There’s an underlying theme: I can’t imagine these people (kids) had any concept of the potential consequences of what they did. It may take a bit of thought to make and post a YouTube video, but it’s easy to toss off a tweet and it’s only going to get easier to share our thoughts as technology moves forward.
But the more I think about it, the more it strengthens my belief that parents have a responsibility to teach their kids well, not to be racist, duh, but also about how to navigate in a world where it’s so easy to broadcast the minutiae of our lives. But how do we best go about it?
It was a topic at a panel discussion I attended on the social family at Toronto Social Media Week. One of the participants was Royan Lee, a teacher in Ontario’s York Region District School Board. He’s a dad of three and a leading light in the movement to use digital technology (including cellphones) in the classroom.

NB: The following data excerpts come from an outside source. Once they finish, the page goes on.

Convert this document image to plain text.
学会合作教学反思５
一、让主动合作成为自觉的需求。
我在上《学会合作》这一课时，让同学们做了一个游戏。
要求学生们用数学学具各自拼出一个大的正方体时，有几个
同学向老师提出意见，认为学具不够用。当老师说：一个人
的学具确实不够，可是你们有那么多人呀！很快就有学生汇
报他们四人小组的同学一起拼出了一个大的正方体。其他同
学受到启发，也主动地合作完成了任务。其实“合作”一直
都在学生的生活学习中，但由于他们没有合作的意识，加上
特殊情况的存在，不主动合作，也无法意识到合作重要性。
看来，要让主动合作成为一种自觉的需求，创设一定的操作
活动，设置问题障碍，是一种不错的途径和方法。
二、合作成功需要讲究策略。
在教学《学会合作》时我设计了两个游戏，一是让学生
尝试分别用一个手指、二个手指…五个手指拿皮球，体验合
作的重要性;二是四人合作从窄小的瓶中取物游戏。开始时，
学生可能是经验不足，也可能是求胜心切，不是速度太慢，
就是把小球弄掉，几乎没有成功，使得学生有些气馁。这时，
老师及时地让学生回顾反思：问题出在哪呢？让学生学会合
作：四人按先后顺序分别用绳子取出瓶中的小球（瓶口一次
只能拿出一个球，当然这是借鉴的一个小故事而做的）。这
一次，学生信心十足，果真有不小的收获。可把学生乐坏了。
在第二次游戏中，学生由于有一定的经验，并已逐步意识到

One tactic Royan has employed at home is to open the digital world in an age-appropriate way. For instance, he and his wife encourage their nine-year-old daughter to blog so she can learn through guided trial and error — her blog is just shared with friends and family, and they have discussions about her posts — about what is appropriate to publish. But the key is she’s allowed to make mistakes in a safe way.
Since our digital footprints follow us seemingly forever, and will increasingly incorporate into our lives, it makes sense to me to at least let our kids dip their toes into these techy waters a bit, if not a lot.
I have the luxury of some time — my son is just 2.5 years old. But my husband and I need to figure out our plan of action.
How do you teach your kids about managing in this brave new world? Would you let your child have a blog?
Speaking of blogs, I love this family’s art blog. So cute!